Primarily Primates cares for four gibbons: Kimchi, Jose Maria, Junior and Sko-sho. Kimchi and Jose Maria are ex-pets. Junior was born at a Texas zoo in 1976 and Sko-sho is his daughter.

In the wild, gibbons are found throughout the tropical forests of southeast Asia and Indonesia. Unlike the other apes—the heavyweight gorilla, chimpanzee and orangutan—gibbons weigh only 10 to 20 pounds, although their dense fluffy fur makes them appear bigger.

Gibbons have a distinct anatomical feature from other apes as well—tough, horny pads on their buttocks fused to the hip bones. These sitting pads are indispensable because gibbons do not build sleeping nests. The pads guarantee comfortable nights seated on narrow branches high in the forest canopy safe from predators.

It is mesmerizing to watch our gibbons use their strong, long, slender arms to swing along lightly and effortlessly in their habitat. Gibbons can leap distances of 30 feet or more.

But perhaps the most striking thing about gibbons is the sound they make, especially the swooping high-pitch songs of the females.

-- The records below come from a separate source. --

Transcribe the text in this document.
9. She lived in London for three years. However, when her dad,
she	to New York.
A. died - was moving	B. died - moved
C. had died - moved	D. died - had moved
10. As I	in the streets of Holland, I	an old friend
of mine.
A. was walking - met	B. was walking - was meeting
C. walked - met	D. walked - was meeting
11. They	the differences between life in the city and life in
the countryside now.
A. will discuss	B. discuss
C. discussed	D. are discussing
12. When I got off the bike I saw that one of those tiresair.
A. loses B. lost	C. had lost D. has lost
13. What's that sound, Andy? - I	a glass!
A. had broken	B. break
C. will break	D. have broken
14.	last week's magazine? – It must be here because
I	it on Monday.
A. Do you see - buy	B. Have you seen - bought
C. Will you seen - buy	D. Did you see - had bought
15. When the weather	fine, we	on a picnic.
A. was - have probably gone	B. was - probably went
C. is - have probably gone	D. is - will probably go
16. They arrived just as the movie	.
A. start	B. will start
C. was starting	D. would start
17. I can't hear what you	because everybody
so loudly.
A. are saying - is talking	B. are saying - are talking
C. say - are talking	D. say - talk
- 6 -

The clear hooting notes begin slowly, then swell and accelerate until they coalesce into an elaborate melody of great carrying power.

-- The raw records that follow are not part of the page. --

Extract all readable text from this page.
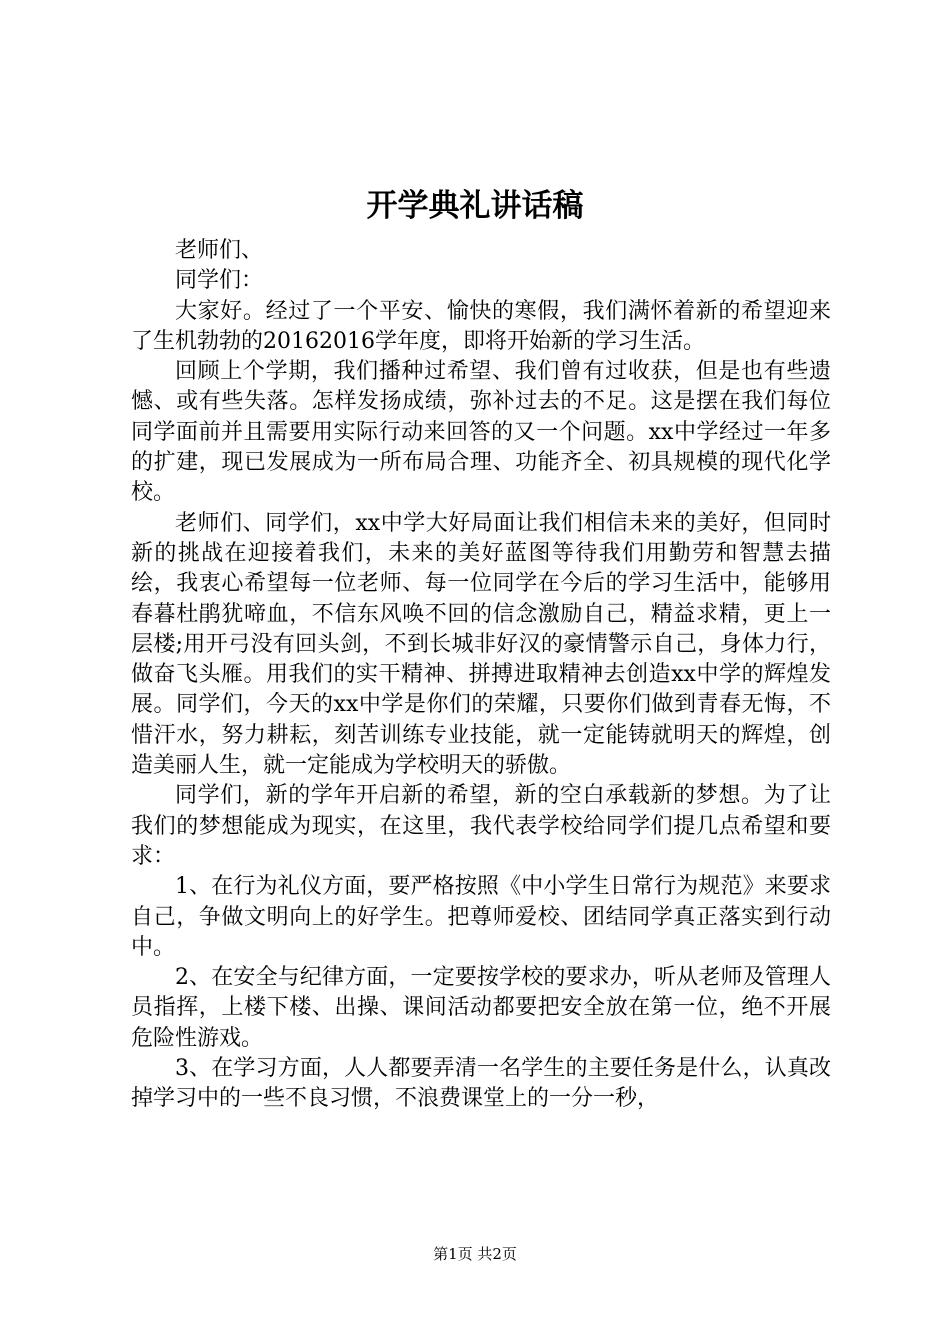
开学典礼讲话稿

老师们、

同学们：

大家好。经过了一个平安、愉快的寒假，我们满怀着新的希望迎来了生机勃勃的20162016学年度，即将开始新的学习生活。

回顾上个学期，我们播种过希望、我们曾有过收获，但是也有些遗憾、或有些失落。怎样发扬成绩，弥补过去的不足。这是摆在我们每位同学面前并且需要用实际行动来回答的又一个问题。xx中学经过一年多的扩建，现已发展成为一所布局合理、功能齐全、初具规模的现代化学校。

老师们、同学们，xx中学大好局面让我们相信未来的美好，但同时新的挑战在迎接着我们，未来的美好蓝图等待我们用勤劳和智慧去描绘，我衷心希望每一位老师、每一位同学在今后的学习生活中，能够用春暮杜鹃犹啼血，不信东风唤不回的信念激励自己，精益求精，更上一层楼;用开弓没有回头剑，不到长城非好汉的豪情警示自己，身体力行，做奋飞头雁。用我们的实干精神、拼搏进取精神去创造xx中学的辉煌发展。同学们，今天的xx中学是你们的荣耀，只要你们做到青春无悔，不惜汗水，努力耕耘，刻苦训练专业技能，就一定能铸就明天的辉煌，创造美丽人生，就一定能成为学校明天的骄傲。

同学们，新的学年开启新的希望，新的空白承载新的梦想。为了让我们的梦想能成为现实，在这里，我代表学校给同学们提几点希望和要求：

1、在行为礼仪方面，要严格按照《中小学生日常行为规范》来要求自己，争做文明向上的好学生。把尊师爱校、团结同学真正落实到行动中。

2、在安全与纪律方面，一定要按学校的要求办，听从老师及管理人员指挥，上楼下楼、出操、课间活动都要把安全放在第一位，绝不开展危险性游戏。

3、在学习方面，人人都要弄清一名学生的主要任务是什么，认真改掉学习中的一些不良习惯，不浪费课堂上的一分一秒，

第1页 共2页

When white-handed gibbon Junior vocalizes, care staff members say it sounds like he is singing the bass part in a choir of gibbons. Junior and Sko-Sho sing the most beautiful duets in the mornings that can be heard throughout the entire sanctuary.

Gibbons have the following basic vocalizations they emit in different contexts: normal duets (structured vocalizations given by the mated pair usually during the mid-morning or afternoon); "ooaa" duets (like normal duets but rarer); calls emitted when predators are seen; in times of alarm; during territorial disputes or conflict; adult male solos (often given early in the day, near dawn or before), subadult male solos, adult female solos (given by mated females when isolated) and contact calls.

Kimchi is the only gibbon at our sanctuary that engages in rhythmic dancing to solicit attention from care staff. It is a sight to see. Kimchi loves being the center of attention. She also loves soft flannel blankets and tamarind pods.

Interestingly, sweet-natured Sko-sho loves little plastic baby dolls and is often seen carrying them around her habitat.